Kaddas, 41, who is the general manager of Kaddas Enterprises in Salt Lake City, which designs and manufactures plastic parts for clients such as airlines and the Utah Transit Authority, is attending a one-day conference put on by Zions Bank that is geared for family businesses.

The Zions Bank Family Services Conference will be held Tuesday and is by invitation only. During the conference, attendees will learn how to best make the transition to running a family business and how to raise financially responsible children and grandchildren who are growing up in the business.

"I'm hoping to understand the resources available for family businesses because they are different," Kaddas said. "You have your own family dynamic and how it's entangled with the business element."

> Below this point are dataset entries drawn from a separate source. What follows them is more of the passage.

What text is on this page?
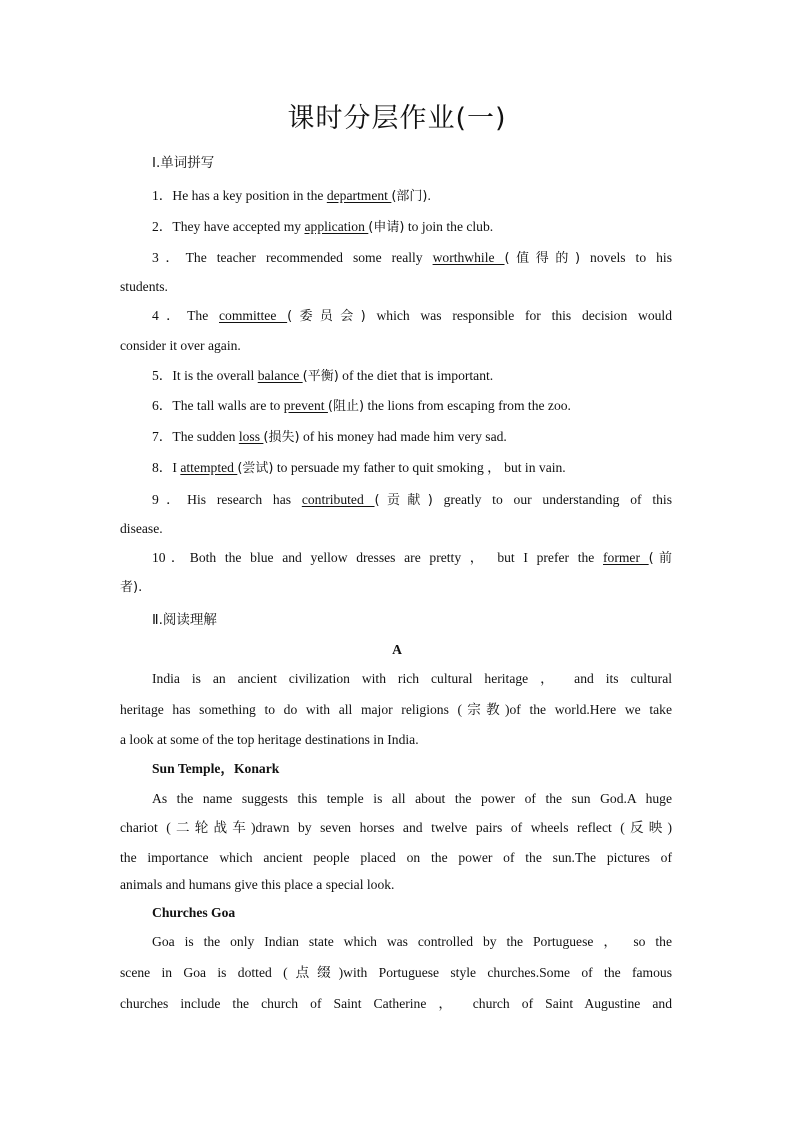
课时分层作业(一)
Ⅰ.单词拼写
1．He has a key position in the department (部门).
2．They have accepted my application (申请) to join the club.
3．The teacher recommended some really worthwhile (值得的) novels to his
students.
4．The committee (委员会) which was responsible for this decision would
consider it over again.
5．It is the overall balance (平衡) of the diet that is important.
6．The tall walls are to prevent (阻止) the lions from escaping from the zoo.
7．The sudden loss (损失) of his money had made him very sad.
8．I attempted (尝试) to persuade my father to quit smoking ， but in vain.
9．His research has contributed (贡献) greatly to our understanding of this
disease.
10．Both the blue and yellow dresses are pretty ， but I prefer the former (前
者).
Ⅱ.阅读理解
A
India is an ancient civilization with rich cultural heritage ， and its cultural
heritage has something to do with all major religions (宗教)of the world.Here we take
a look at some of the top heritage destinations in India.
Sun Temple，Konark
As the name suggests this temple is all about the power of the sun God.A huge
chariot (二轮战车)drawn by seven horses and twelve pairs of wheels reflect (反映)
the importance which ancient people placed on the power of the sun.The pictures of
animals and humans give this place a special look.
Churches Goa
Goa is the only Indian state which was controlled by the Portuguese ， so the
scene in Goa is dotted (点缀)with Portuguese style churches.Some of the famous
churches include the church of Saint Catherine ， church of Saint Augustine and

According to the Conway Center for Family Business, 80 to 90 percent of all U.S. businesses are family-owned and/or family-controlled. About 35 percent of Fortune 500 companies are family-controlled. And issues like succession of the family business will become a larger issue. According to the center, more than 40 percent of the country's family-controlled business owners are expected to retire by 2017. Yet more than half of them had not yet selected a successor.

"At Zions Bank, we are equipping our clients with expertise to define and plan the future of their businesses," Zions Bank Family Business Services Manager Chaitali Patel said in a statement. "This helps them retain and build wealth, family harmony and priceless legacies."

After taking over Kaddas Enterprises in 2008, the company of 22 employees grew 37 percent in 2012 and 10 percent last year. Kaddas said she and her family have been able to find that family harmony as she turned the company into a successful business.

"It adds some complexity to some of the relationships. But I said that these are our business goals … just like any organization and here's what we're doing and how we're doing it," said. "The logical side always tends to win out over the emotional side."

Even with her husband, who is the head engineer for the company, Kaddas knows how to keep the business and family life in check.

"We don't commute together and we don't eat lunch together," she said about not spending too much time together. "That's the rule."